管理科学与工程系学术讲座
Lecture: A Deep Learning Approach to Jointly Exploit Spatial and Temporal Patterns for Accurate Air Quality Forecasting
Speaker: Yao-Yi Chiang, Associate Professor , University of Southern California
Time: 10:00 a.m., 17th, Dec. , 2018
Venue: Room208, Tongji Building A
Abstract:
Predicting and forecasting air quality at a fine spatiotemporal scale is not only essential for studying the impact of air pollutant on health conditions but also critical for making informed decisions. For example, accurately forecasting the air quality at a fine spatial resolution in a city can help school officials make their advanced prevention plan based on their locations. (School on the east side of the town might need to cancel the afternoon physical education classes due to the poor air quality but not other schools.) Existing work on air quality modeling typically relies on area-specific, expert-selected data features and fail to model the complex spatial and temporal relationships between the air quality data generated from a sensor network. In this talk, I will present our latest approach for forecasting the short-term (next 24 hours) PM 2.5 concentrations using a deep learning model. The model learns the spatial relationships between air quality sensors by first mining publicly available geographic data to determine how the built environment affects air quality and then performing a diffusion convolutional process on the sensor network. Next, the model learns the temporal dependencies of the air quality readings by leveraging the sequence-to-sequence encoder-decoder architecture.
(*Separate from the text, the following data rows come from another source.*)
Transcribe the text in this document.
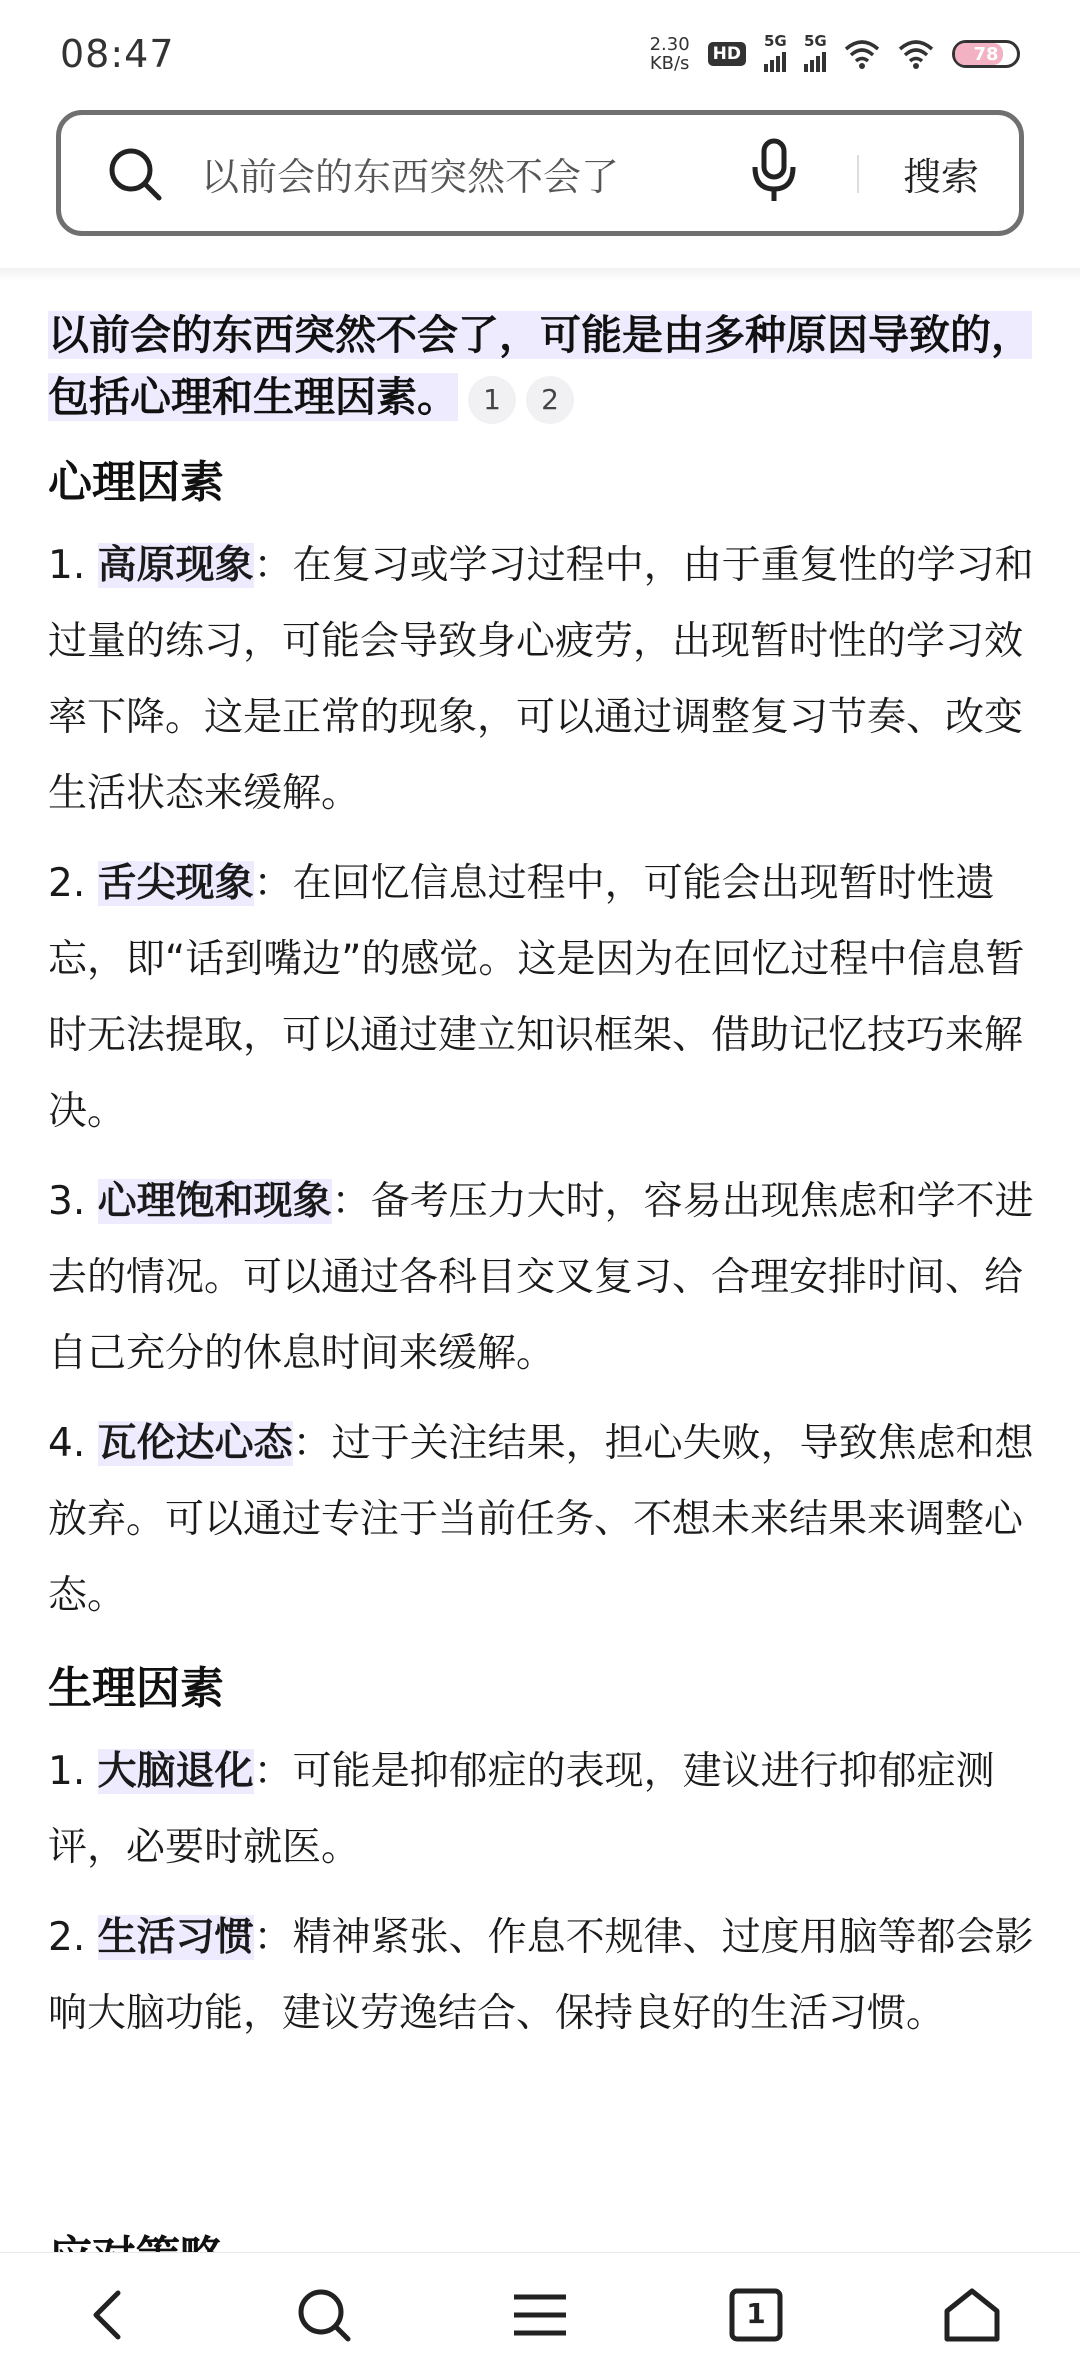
08:47	2.30
KB/s HD
5G 5G
78
以前会的东西突然不会了	搜索

以前会的东西突然不会了，可能是由多种原因导致的，包括心理和生理因素。 1 2

心理因素

1. 高原现象：在复习或学习过程中，由于重复性的学习和过量的练习，可能会导致身心疲劳，出现暂时性的学习效率下降。这是正常的现象，可以通过调整复习节奏、改变生活状态来缓解。

2. 舌尖现象：在回忆信息过程中，可能会出现暂时性遗忘，即“话到嘴边”的感觉。这是因为在回忆过程中信息暂时无法提取，可以通过建立知识框架、借助记忆技巧来解决。

3. 心理饱和现象：备考压力大时，容易出现焦虑和学不进去的情况。可以通过各科目交叉复习、合理安排时间、给自己充分的休息时间来缓解。

4. 瓦伦达心态：过于关注结果，担心失败，导致焦虑和想放弃。可以通过专注于当前任务、不想未来结果来调整心态。

生理因素

1. 大脑退化：可能是抑郁症的表现，建议进行抑郁症测评，必要时就医。

2. 生活习惯：精神紧张、作息不规律、过度用脑等都会影响大脑功能，建议劳逸结合、保持良好的生活习惯。

1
We have evaluated our model on two real-world air quality datasets (Beijing and Los Angeles) and showed consistent improvement over the state-of-the-art deep learning approaches.
Bio:
Yao–Yi Chiang, Ph.D.
Spatial Sciences Institute
Dana and David Dornsife College of Letters, Arts and Sciences
University of Southern California
3616 Trousdale Parkway, AHF B55C
Los Angeles, CA 90089-0374
Phone: (213) 740-5910
E-mail: yaoyic@usc.edu
Personal Website: https://yaoyichi.github.io
Spatial Computing Lab Website: https://spatial–computing.github.io/
Current Appointments
University of Southern California
2017 – Associate Professor (Research) of Spatial Sciences, Spatial Sciences Institute
2017 – Associate Director, Integrated Media System Center
2013 – Director, Spatial Computing Lab, Spatial Sciences Institute
2013 – Visiting Computer Scientist, Information Sciences Institute
GeoInformatica (An International Journal on Advances of Computer Science for Geographic Information
Systems, Springer)
2017 – Action Editor
Education
2007 – 2010 Ph.D., Computer Science, University of Southern California, USA
Dissertation Title: Harvesting Geographic Features from Heterogeneous Raster
Maps
2003 – 2004 M.S., Computer Science, University of Southern California, USA
1996 – 2000 B.B.A. in Information Management, National Taiwan University, Taiwan
Research Focus
My research focus lies at the intersection of computer science and spatial sciences. I build artificial intelligence algorithms and applications (in particular, with technologies in machine learning and data mining) for discovering, collecting, fusing, and analyzing spatial data from heterogeneous sources, ranging from streaming data and time series data (e.g., traffic and air monitoring sensors) to images
(e.g., scanned maps and satellite imagery).